3 questions à Philippe Lasterle

Centriste, membre du club «Forums», participe au débat sur les soins palliatifs et l’euthanasie.

 

Considérez-vous opportun de rouvrir aujourd’hui le débat sur la fin de vie ? 

Deux points méritent d’être retenus dans l’intervention du 17 juillet dernier du Président de la République. Ila, tout d’abord, rappelé combien la loi Leonetti du 22 avril 2005 avait marqué une avancée importante.
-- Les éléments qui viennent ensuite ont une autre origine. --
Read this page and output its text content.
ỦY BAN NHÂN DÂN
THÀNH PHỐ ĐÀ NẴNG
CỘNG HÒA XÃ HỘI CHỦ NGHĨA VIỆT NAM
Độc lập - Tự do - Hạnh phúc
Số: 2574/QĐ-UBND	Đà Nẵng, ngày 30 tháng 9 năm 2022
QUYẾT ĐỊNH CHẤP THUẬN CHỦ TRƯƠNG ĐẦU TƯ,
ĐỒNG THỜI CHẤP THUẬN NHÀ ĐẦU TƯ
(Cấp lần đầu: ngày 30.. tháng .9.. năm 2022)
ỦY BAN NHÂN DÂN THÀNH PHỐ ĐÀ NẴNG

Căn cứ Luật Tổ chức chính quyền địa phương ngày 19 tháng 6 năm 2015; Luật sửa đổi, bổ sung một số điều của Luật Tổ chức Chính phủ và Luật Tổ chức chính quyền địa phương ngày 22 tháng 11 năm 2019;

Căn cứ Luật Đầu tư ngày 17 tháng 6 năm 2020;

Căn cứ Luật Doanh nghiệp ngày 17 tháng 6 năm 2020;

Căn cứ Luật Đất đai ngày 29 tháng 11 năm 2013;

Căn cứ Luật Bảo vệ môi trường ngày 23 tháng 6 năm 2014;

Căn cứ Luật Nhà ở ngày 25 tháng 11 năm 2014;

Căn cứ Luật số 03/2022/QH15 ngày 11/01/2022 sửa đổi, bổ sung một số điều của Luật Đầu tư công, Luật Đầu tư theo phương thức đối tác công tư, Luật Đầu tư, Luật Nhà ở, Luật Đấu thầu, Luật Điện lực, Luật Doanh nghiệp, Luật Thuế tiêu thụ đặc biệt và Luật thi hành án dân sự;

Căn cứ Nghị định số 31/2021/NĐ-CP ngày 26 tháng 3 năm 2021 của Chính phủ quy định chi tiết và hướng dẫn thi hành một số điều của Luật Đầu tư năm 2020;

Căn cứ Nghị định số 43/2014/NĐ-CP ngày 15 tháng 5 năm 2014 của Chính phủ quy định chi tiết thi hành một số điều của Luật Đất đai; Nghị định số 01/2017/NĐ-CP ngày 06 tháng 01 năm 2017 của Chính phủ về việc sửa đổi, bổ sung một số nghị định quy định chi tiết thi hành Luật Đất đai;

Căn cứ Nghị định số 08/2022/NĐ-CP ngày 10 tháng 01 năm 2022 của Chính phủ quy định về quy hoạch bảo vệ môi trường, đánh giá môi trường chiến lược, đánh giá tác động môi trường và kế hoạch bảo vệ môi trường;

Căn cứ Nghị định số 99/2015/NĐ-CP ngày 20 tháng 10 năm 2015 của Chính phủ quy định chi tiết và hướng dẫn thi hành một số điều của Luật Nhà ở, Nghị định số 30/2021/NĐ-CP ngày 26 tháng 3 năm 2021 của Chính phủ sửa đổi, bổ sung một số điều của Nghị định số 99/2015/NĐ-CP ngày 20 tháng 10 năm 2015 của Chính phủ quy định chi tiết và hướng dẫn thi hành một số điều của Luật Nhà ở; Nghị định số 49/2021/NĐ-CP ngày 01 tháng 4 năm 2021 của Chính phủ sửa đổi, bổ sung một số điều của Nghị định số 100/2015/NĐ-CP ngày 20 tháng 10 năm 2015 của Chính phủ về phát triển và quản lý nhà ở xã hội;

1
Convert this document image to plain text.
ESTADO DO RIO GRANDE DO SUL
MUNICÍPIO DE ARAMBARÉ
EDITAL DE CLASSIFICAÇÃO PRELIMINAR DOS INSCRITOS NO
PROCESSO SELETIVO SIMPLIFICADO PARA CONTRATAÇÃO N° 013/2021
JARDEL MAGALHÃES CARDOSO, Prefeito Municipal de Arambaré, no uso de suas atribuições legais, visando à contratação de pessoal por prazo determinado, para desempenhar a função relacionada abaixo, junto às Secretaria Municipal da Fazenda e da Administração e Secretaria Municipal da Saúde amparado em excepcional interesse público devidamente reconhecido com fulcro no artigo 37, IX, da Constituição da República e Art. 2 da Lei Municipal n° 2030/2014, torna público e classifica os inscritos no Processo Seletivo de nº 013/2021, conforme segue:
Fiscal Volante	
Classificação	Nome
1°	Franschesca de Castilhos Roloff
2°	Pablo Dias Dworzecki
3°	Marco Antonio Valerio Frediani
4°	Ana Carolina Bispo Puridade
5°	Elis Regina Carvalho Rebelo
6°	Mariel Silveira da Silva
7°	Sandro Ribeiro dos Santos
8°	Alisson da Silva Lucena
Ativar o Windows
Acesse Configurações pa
Il a ensuite, et surtout posé la question essentielle de savoir si l’on peut – pour reprendre les termes qu’il a employés – «aller plus loin dans les cas exceptionnels où l’abstention thérapeutique ne suffit pas à soulager les patients aux prises avec une douleur irréversible et qui appelle un acte médical assumé au terme d’une décision partagée et réfléchie».

La loi Leonetti n’est-elle pas suffisante ?

Les familles confrontées à des situations terriblement douloureuses et souvent impuissantes, de même que les équipes médicales le savent bien : la loi Leonetti, ne répond pas à toutes les situations de souffrances des personnes en fin de vie. D’abord, parce que, même si la situation s’est améliorée, les unités de soins palliatifs sont en nombre insuffisant dans notre pays. Ensuite, parce qu’en dépit de son interdiction depuis 2005, l’acharnement thérapeutique, que l’on appelle aujourd’hui «obstination déraisonnable», n’a pas disparu.

 

Qu’attendez-vous du débat ?

D’abord que la mission confiée par François Hollande au professeur Sicard permette d’éclairer ce débat éthique grâce à l’avis des experts, mais aussi de celles et ceux qui sans être experts ou médecins, n’en ont pas moins une expérience, un vécu à partager. Je suis optimiste sur l’issue du débat. Je fais le pari de l’intelligence collective. Mais pour qu’elle s’exprime, il est important que la société s’empare de la question. J’invite tout le monde à participer à ce débat qui concerne chacun de nous.